With some technologies not available even five years ago, the researchers identified several families of transposons in cyanobacteria and Streptomyces that, using different mechanisms, can find and insert themselves at the telomere, with benefits for the transposon and their bacterial host. For one, inserting at the end of the chromosome helps the transposon avoid genes for the cell's core functioning, which reside in the middle of the chromosomes; transposons that can target the ends are less likely to disrupt an essential function or cause cell death.
"If you could target the end, you're less likely to knock out something that the host wants, and then these ends, by various systems, are transferred between cells," Peters said. "For any element to survive – a transposon, bacteria – they really need to be able to do those two things: They need to not cause too much damage, and they need a way to move to new hosts. By inserting into the telomeres, they're able to do both."
Transposons have been found clustered at the chromosome ends in eukaryotic cells, but this is the first time it's been documented in bacteria with linear chromosomes, and the researchers found that bacterial transposons (versus eukaryotes) use unique mechanisms to control the telomeres.
Transposons are usually flanked by protein-binding sequences that indicate where to excise the DNA element and move it to a new location. In Streptomyces, researchers observed that the transposons at the telomeres were one-sided, with a traditional transposon sequence on one end with the other end being the telomere. This functionally allows the transposon to be the telomere, making it essential to the cell generally.
"What it lets them do is become essential to the host, because they now control the telomere, and if the element got deleted along with this system, the host would die," Peters said.

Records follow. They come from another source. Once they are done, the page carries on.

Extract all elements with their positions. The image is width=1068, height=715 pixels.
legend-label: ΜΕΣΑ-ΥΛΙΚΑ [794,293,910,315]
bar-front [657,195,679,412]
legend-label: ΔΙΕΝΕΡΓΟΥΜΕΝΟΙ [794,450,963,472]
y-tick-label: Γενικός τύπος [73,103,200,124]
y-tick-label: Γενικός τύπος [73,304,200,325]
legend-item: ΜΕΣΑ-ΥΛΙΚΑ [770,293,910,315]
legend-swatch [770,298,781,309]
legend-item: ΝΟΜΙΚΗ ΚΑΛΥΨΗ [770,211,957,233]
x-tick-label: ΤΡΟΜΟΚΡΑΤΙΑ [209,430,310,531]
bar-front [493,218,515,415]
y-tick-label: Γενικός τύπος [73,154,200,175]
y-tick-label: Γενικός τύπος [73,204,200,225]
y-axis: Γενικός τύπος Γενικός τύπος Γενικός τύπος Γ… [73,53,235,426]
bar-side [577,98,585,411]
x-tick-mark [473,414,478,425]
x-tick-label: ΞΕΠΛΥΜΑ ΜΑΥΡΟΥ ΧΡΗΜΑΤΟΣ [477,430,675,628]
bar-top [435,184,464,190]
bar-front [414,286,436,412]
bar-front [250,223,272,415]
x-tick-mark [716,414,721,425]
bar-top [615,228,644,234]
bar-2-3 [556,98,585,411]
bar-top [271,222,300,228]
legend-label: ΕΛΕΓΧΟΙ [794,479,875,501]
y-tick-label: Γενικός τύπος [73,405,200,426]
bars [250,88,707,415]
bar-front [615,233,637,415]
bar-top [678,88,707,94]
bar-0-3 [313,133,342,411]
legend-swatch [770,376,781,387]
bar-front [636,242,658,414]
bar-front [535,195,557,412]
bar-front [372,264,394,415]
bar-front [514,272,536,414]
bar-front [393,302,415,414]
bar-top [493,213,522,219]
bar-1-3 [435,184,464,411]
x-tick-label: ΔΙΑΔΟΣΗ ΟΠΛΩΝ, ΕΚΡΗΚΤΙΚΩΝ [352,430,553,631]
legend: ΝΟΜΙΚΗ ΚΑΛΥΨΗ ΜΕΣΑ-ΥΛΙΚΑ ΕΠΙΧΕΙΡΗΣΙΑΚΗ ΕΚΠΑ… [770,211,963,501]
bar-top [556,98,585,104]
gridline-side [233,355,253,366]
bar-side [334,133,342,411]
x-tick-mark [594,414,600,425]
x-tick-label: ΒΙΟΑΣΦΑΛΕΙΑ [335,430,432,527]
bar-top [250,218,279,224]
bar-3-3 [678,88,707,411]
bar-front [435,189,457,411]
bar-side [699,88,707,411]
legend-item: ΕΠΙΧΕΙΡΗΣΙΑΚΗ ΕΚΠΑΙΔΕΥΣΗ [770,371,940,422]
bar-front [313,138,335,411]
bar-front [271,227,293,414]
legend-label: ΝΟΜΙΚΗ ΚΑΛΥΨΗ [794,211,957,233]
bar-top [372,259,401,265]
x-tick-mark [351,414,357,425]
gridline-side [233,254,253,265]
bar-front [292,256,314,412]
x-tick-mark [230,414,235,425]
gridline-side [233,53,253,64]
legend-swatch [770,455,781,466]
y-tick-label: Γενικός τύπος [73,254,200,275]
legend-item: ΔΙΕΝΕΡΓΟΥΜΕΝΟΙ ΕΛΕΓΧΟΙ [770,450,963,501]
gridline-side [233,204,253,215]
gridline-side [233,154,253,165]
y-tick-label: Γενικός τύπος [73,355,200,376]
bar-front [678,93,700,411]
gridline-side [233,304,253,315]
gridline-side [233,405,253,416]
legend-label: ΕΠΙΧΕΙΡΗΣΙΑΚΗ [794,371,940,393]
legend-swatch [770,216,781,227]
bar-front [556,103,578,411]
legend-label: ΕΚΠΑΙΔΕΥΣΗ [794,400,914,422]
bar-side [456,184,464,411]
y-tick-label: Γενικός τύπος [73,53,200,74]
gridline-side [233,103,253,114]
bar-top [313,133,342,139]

The researchers found one subfamily of telomere-targeting transposons that coopted a CRISPR system – normally used by bacteria to defend against viruses – to target and insert itself into the chromosome ends. This process is further confirmation of previous research in Peters' lab that found transposons using CRISPR systems to move around genomes, opening the potential for a new gene-editing tool that would allow for larger sections of DNA to be inserted than the now widely used CRISPR-Cas9.
"The transposons keep grabbing these systems and coopting them in different ways," Peters said. "In this paper, we explained a new one of these elements using a CRISPR-Cas system to target the telomeres."
The insights – especially into Streptomyces, which is difficult to manipulate in the lab and accounts for the discovery of many of our antibiotics – could prove useful for drug development, as transposons drive bacterial evolution and may direct researchers to new antibiotics and other useful products encoded on these transposons.
"Most of life on the planet is microbes, and specifically bacteria," Peters said. "We want to understand how these living organisms function, but then we want to see how we can use these systems for the betterment of humankind."
Co-authors include postdoctoral researchers Shan-Chi (Popo) Hsieh and Michael T. Petassi; doctoral student Richard Schargel; and partners at the University of Geneva, Orsolya Barabas and Máté Fülöp.
The research was supported with funding from the National Institutes of Health and the European Research Council.